—Mamá, me duele la barriga; tengo hambre —ayer se terminó la comida y solo ingirieron agua con azúcar por la tarde. —Tranquila, amor —respondió con tibieza. —
Ese año la primavera no llegó. Los árboles más grandes fueron los primeros en morir. Luego los arbustos y las flores del jarrón que cada día su madre cambiaba tras pasear por el bosque que ocultaba la casa del pueblo en lo alto de una colina. En una mañana, la sangre que al contacto con el aire se tornó pastosa y oscura al pincharse retirando las rosas muertas la convenció de que algo terrible pasaba. Sabía que además del color, el sonido se corrompía. Los animales ya no se anunciaban, se lamentaban con alaridos bajos que se convirtieron en un viento fino que le helaba los labios. Bajo la ventana, mientras lavaba los platos, sacudía sus facciones con cada estéril aleto de una mosca agonizante, y de un manotazo la arrojó al triturador. Se limpió la frente saliendo de la cocina y abrazó un muro.
—Cierra la puerta, cariño.
En la noche perdió el sueño y retiró un poco la cortina de su habitación. Un hombre, a quien el rostro no pudo reconocer, pasó corriendo sin hacer ruido, sin resquebrajar una sola hoja muerta, agitando cabeza y manos con violencia como si estuviera siendo atacado por una enjambre de furiosas abejas, hasta convertirse en otro árbol en el bosque. Al pie, cuatro moscas convulsionaban. Apoyó la mano y la mejilla en la ventana para ver lo que sucedía en el pueblo, pero una vibración con vehemencia propia le hizo retroceder del cristal y caer. Antes de salir el sol, sus hijos la encontraron sellando ventanas con las duelas que arrancó del suelo y atrancando puertas con barrotes de la escalera.
—¿Mamá? —preguntó el mayor. —¿Qué le pasó a tu cabello?
Gimoteando había corrido por el jardín hasta la bodega para traer herramientas, y al volver a casa y pasarse la mano, encontró sus dedos envueltos en cabellos y siguió trayéndose más puñados cada vez.
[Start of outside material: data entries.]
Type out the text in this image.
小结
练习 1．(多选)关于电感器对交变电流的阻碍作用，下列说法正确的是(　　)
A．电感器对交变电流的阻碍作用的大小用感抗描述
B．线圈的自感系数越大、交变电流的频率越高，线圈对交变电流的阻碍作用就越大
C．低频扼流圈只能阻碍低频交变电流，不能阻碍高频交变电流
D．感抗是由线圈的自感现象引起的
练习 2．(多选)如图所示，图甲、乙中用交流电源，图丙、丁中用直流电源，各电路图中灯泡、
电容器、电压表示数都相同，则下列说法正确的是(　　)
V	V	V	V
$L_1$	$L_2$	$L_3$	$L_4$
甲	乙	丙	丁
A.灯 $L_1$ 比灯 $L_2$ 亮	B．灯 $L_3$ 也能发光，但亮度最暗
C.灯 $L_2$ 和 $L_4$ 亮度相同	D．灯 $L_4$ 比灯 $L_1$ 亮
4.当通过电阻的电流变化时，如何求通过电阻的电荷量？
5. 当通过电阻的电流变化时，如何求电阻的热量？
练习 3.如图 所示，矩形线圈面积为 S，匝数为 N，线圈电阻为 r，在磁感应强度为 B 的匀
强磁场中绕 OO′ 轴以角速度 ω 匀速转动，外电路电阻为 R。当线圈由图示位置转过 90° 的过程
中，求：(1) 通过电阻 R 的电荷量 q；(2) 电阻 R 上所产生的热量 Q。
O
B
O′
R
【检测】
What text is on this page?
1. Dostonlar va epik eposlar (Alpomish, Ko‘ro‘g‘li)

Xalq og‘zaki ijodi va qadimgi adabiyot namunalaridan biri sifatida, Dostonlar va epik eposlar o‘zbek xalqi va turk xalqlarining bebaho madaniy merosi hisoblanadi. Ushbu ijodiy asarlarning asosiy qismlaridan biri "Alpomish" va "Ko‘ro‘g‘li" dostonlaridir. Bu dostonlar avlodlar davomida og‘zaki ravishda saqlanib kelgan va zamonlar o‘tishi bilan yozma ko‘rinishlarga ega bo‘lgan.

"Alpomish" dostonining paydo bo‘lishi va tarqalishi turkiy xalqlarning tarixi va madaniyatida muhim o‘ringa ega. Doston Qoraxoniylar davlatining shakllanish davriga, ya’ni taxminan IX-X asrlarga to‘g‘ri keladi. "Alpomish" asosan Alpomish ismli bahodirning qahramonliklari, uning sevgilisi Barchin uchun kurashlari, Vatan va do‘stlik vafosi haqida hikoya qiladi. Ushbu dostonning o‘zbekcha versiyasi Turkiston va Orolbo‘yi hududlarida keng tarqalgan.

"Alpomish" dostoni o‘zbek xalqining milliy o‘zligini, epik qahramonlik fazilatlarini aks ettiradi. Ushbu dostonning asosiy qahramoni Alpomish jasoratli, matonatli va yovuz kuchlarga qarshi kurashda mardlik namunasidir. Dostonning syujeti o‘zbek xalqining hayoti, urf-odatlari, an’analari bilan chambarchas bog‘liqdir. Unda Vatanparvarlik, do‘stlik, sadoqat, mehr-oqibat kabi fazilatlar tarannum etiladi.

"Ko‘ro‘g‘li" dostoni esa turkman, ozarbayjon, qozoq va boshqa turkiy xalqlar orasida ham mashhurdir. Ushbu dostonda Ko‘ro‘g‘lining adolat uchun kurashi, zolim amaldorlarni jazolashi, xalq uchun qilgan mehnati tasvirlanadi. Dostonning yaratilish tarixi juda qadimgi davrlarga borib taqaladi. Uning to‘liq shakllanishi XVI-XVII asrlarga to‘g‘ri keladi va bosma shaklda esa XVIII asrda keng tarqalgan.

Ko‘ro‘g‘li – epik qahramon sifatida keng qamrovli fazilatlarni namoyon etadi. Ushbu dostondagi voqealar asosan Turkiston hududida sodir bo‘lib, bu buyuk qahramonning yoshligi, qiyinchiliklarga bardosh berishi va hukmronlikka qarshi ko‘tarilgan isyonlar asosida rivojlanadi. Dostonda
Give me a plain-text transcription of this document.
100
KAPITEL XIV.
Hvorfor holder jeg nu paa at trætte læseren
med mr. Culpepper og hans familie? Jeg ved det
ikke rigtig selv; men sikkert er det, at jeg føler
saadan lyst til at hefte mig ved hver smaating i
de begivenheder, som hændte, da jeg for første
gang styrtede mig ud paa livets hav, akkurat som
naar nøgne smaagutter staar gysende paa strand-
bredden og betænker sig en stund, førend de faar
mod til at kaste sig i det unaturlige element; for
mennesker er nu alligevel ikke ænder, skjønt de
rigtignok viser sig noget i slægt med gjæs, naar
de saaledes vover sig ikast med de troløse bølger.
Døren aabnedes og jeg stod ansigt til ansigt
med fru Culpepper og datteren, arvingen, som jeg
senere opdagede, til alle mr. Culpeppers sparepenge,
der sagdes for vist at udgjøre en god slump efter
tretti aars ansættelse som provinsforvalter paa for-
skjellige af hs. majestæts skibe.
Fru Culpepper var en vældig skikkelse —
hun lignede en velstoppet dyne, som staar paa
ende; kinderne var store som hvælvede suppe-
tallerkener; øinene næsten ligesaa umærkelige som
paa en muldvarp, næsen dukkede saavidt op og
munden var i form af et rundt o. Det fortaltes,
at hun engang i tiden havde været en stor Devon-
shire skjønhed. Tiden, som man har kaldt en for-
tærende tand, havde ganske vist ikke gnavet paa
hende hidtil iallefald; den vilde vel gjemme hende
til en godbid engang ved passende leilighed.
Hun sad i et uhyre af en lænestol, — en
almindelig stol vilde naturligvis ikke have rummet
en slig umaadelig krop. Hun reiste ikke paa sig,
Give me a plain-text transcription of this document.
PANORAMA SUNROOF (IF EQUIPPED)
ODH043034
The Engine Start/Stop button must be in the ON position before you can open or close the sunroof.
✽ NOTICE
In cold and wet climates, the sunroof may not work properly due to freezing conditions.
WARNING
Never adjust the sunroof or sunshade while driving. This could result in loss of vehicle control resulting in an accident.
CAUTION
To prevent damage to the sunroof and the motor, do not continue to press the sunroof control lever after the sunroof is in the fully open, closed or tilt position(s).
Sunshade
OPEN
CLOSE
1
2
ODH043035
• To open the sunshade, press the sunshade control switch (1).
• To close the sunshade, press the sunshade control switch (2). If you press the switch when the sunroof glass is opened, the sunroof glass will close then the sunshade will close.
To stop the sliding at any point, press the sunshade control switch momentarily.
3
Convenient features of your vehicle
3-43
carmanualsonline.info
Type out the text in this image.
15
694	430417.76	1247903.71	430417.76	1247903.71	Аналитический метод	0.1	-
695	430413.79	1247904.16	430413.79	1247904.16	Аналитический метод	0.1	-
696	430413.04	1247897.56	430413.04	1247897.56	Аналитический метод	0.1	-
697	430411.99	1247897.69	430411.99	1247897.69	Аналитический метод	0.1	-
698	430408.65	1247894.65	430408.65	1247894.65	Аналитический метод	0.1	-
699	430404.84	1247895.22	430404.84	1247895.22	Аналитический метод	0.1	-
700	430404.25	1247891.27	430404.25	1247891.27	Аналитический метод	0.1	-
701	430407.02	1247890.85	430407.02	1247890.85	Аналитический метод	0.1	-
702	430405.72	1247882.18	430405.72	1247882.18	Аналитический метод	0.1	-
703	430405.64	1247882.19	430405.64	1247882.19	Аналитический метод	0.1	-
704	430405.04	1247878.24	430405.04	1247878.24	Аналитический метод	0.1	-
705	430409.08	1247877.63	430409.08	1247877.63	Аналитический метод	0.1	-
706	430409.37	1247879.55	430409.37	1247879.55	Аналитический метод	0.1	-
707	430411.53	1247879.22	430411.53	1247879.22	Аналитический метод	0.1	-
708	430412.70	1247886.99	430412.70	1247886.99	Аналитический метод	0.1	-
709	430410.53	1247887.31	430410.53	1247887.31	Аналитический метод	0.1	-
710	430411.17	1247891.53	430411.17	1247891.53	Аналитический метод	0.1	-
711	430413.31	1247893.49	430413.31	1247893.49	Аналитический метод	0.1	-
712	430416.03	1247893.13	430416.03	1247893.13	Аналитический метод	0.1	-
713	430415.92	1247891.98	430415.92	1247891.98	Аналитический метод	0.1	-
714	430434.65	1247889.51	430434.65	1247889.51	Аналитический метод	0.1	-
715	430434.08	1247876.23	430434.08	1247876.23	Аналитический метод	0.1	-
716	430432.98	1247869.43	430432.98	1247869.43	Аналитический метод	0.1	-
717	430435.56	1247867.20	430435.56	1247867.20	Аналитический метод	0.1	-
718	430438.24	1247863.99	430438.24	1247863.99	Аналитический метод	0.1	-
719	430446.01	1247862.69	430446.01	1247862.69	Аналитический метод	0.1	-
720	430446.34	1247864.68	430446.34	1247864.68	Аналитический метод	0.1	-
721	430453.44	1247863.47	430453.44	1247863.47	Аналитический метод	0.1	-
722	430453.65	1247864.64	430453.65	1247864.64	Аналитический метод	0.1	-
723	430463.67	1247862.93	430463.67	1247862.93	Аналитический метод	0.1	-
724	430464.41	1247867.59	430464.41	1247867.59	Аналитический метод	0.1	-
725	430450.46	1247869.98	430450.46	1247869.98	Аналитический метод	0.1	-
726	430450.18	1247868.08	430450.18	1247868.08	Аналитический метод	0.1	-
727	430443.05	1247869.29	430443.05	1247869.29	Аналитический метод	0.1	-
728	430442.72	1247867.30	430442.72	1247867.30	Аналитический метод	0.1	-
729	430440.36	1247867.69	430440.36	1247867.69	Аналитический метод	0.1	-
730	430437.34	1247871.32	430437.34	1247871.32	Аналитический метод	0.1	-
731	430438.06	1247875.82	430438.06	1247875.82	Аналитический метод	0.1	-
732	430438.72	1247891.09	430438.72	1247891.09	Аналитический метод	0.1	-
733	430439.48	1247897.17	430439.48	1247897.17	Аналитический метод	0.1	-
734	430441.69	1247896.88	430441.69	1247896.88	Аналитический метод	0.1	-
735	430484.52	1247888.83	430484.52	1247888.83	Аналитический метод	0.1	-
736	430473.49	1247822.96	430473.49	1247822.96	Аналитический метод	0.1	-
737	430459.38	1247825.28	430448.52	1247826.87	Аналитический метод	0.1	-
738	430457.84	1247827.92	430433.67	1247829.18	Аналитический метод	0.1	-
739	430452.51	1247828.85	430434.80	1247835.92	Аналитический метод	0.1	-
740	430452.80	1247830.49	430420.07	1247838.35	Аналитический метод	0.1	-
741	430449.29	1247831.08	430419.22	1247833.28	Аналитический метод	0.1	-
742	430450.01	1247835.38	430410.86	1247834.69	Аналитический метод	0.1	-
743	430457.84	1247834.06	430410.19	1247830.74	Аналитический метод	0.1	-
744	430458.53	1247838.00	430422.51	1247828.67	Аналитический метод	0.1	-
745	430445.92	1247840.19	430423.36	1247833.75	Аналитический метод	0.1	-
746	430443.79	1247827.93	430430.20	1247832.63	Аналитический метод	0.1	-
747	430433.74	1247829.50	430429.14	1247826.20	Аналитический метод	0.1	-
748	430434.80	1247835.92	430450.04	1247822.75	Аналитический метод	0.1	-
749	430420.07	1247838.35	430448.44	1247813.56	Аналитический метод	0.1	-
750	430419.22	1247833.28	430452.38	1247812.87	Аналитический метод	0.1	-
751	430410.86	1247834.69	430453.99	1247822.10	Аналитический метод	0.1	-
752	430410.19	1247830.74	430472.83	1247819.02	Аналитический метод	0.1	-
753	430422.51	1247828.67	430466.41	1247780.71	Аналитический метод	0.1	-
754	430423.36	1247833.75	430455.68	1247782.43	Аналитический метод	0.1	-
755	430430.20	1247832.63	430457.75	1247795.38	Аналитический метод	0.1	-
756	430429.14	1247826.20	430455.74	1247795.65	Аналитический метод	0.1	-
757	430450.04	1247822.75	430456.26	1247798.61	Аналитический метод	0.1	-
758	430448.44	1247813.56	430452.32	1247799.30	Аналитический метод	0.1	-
Les explicó que algo muy malo estaba pasando afuera y que debían permanecer dentro.
Los siguientes 5 meses los pasaron sin dejar casi espacio para la luz, y cuando aquello arremetía contra la puerta, ella los llevaba a su habitación y cerraba escondiendo el pequeño revólver en un enorme guante negro de lana, las únicas dos cosas que su esposo dejó antes de abandonarlos, y cantaban en voz baja hasta que cesaba.
Después de mentirle a la pequeña, volvió. Esta vez las ventanas estallaban y las duelas eran rajadas certeramente, su madre les acariciaba. Que cantaran más fuerte, que no eran voces humanas, que esas no eran palabras, que esos no eran sus nombres. Apeló a Dios cuanto pudo y cuando los escuchó dentro exigió su perdón. Besó sus cabellos, los pegó a su pecho y el guante negro cayó al suelo.